Inizialmente usato per riferirsi specificamente alle persone autistiche, negli anni successivi l’uso del termine si è notevolmente ampliato e oggi si riferisce a qualsiasi modo strutturato e coerente in cui il cervello funziona in modo diverso per un gruppo di persone rispetto alla maggior parte degli altri.
𝗖𝗮𝗺𝗯𝗶𝗮𝗺𝗲𝗻𝘁𝗼 𝗱𝗶 𝗽𝗿𝗼𝘀𝗽𝗲𝘁𝘁𝗶𝘃𝗮
Un tempo considerata un problema o un’anomalia, oggi la comunità di psicologi affermano che la neurodivergenza può anche avere molti vantaggi.
Con questo cambiamento di prospettiva, gli operatori non trattano più la neurodivergenza come una malattia; al contrario, la considerano un modo diverso di apprendere ed elaborare le informazioni. Un diverso funzionamento del cervello, considerato un come un elemento naturale della diversità della popolazione umana.
𝐍𝐄𝐔𝐑𝐎𝐃𝐈𝐕𝐄𝐑𝐒𝐈𝐓𝐀̀ 𝐄 𝐀𝐃𝐎𝐋𝐄𝐒𝐂𝐄𝐍𝐙𝐀
L’ADHD, Disturbo da Deficit di Attenzione e Iperattività, è una condizione del neurosviluppo e fa parte delle neurodivergenze.
È un termine generico che descrive una serie di differenze nel modo in cui comprendiamo le informazioni del mondo circostante e impariamo.
L'ADHD riguarda il potenziale e le possibilità.
Per molti adolescenti ADHD uno degli aspetti più difficili è la gestione delle emozioni, nota come “regolazione emotiva”.
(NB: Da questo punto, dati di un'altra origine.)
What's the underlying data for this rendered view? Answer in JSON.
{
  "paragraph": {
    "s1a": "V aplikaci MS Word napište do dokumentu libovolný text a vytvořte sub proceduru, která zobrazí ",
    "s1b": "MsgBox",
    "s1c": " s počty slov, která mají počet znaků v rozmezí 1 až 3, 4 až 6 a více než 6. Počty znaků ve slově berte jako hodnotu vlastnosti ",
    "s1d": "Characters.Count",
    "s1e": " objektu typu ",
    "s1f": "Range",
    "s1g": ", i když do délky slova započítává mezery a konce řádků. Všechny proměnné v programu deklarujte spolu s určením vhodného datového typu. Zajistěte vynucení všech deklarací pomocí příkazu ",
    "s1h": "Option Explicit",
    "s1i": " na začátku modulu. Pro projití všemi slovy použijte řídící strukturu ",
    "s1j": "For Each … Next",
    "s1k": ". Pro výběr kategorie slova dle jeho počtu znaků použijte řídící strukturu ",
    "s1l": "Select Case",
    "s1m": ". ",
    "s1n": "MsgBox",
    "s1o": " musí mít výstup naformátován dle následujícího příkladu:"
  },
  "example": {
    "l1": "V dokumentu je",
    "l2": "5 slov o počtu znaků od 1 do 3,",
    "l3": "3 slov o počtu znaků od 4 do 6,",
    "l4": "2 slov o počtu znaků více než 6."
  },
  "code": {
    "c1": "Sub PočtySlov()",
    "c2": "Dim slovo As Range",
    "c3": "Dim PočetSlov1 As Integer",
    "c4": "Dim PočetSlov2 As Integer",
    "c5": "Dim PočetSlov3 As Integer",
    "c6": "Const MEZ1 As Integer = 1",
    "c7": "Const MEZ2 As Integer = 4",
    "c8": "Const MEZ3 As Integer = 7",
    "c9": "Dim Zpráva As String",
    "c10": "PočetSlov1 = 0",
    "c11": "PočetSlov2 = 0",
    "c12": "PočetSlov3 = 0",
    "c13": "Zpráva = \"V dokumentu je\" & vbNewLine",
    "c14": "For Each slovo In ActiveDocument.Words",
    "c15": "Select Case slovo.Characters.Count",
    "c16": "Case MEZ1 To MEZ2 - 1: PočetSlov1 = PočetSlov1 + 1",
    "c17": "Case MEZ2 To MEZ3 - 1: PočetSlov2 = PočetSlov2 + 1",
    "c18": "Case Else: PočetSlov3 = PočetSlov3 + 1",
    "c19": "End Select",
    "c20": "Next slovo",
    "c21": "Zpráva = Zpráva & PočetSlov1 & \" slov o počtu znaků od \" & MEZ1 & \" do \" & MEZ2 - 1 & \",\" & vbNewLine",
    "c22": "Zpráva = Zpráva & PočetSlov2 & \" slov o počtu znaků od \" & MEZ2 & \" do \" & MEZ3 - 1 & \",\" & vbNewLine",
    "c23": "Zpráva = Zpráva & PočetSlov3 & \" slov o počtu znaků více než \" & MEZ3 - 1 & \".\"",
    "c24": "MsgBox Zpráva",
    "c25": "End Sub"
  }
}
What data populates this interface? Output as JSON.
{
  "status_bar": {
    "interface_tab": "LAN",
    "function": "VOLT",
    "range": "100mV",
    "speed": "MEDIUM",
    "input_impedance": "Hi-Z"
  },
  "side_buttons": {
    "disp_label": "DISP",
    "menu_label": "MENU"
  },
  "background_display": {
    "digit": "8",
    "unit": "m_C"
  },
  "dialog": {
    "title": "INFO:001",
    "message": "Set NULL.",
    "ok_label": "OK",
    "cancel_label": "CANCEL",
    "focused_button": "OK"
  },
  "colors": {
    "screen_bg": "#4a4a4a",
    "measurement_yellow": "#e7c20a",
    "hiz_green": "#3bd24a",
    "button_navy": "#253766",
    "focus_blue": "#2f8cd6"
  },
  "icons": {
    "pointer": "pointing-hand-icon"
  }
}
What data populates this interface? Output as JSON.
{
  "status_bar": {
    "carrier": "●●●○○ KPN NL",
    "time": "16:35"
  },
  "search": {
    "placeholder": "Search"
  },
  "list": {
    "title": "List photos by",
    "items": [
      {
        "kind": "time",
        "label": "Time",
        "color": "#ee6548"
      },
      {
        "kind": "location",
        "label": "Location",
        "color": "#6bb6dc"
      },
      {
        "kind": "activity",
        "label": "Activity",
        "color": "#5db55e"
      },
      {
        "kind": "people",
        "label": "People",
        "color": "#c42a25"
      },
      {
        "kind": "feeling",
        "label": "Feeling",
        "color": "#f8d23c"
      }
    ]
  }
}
📍 Mi è stato detto molte volte che sono "troppo sensibile. Charlotte, 13 anni
📍 I miei amici mi dicono che mi preoccupo troppo che le cose vadano male", Rashad, 12 anni.
📍 Penso di non riuscire a motivarmi a fare nulla. Safi, 15 anni
Imparare a capire e a controllare i propri sentimenti è difficile per ogni adolescente.
L'ADHD può rendere ancora più difficile la regolazione delle emozioni per diversi motivi:
✅ alcune parti del cervello si sviluppano a un ritmo diverso rispetto ad altre e le nostre capacità di funzionamento esecutivo si basano sulla sincronia di diverse parti del cervello
✅ da adolescenti, ci rendiamo conto che non possiamo sempre fare quello che ci va di fare. Con lo sviluppo del nostro cervello, siamo più capaci di pensare al futuro, di imparare dai nostri successi ed errori passati, in modo da fare scelte migliori in futuro.
✅ impariamo anche quando dire e non fare nulla, perché dobbiamo considerare i sentimenti, i punti di vista e le opinioni degli altri, anche se non siamo d'accordo con loro.
- da adolescenti diventiamo più motivati dalle amicizie perchè gli amici diventano molto importanti nella nostra vita. Vogliamo piacere, vogliamo essere apprezzati, vogliamo appartenere a un gruppo di amici. Cominciamo a renderci conto di ciò che apprezziamo nella vita e ci rendiamo conto che ciò che apprezziamo è anche ciò che ci motiva. In effetti, da adolescenti, diventiamo sempre più motivati dalle persone che ci piacciono.
Pertanto, è importante che gli adolescenti ADHD trovino il modo di gestire le proprie emozioni per mantenere e sostenere relazioni sane con gli amici e raggiungere comunque i propri obiettivi personali e scolastici.
Ma come abbiamo già detto, l’ADHD riguarda il potenziale e le possibilità, quindi questo è solo il punto di partenza.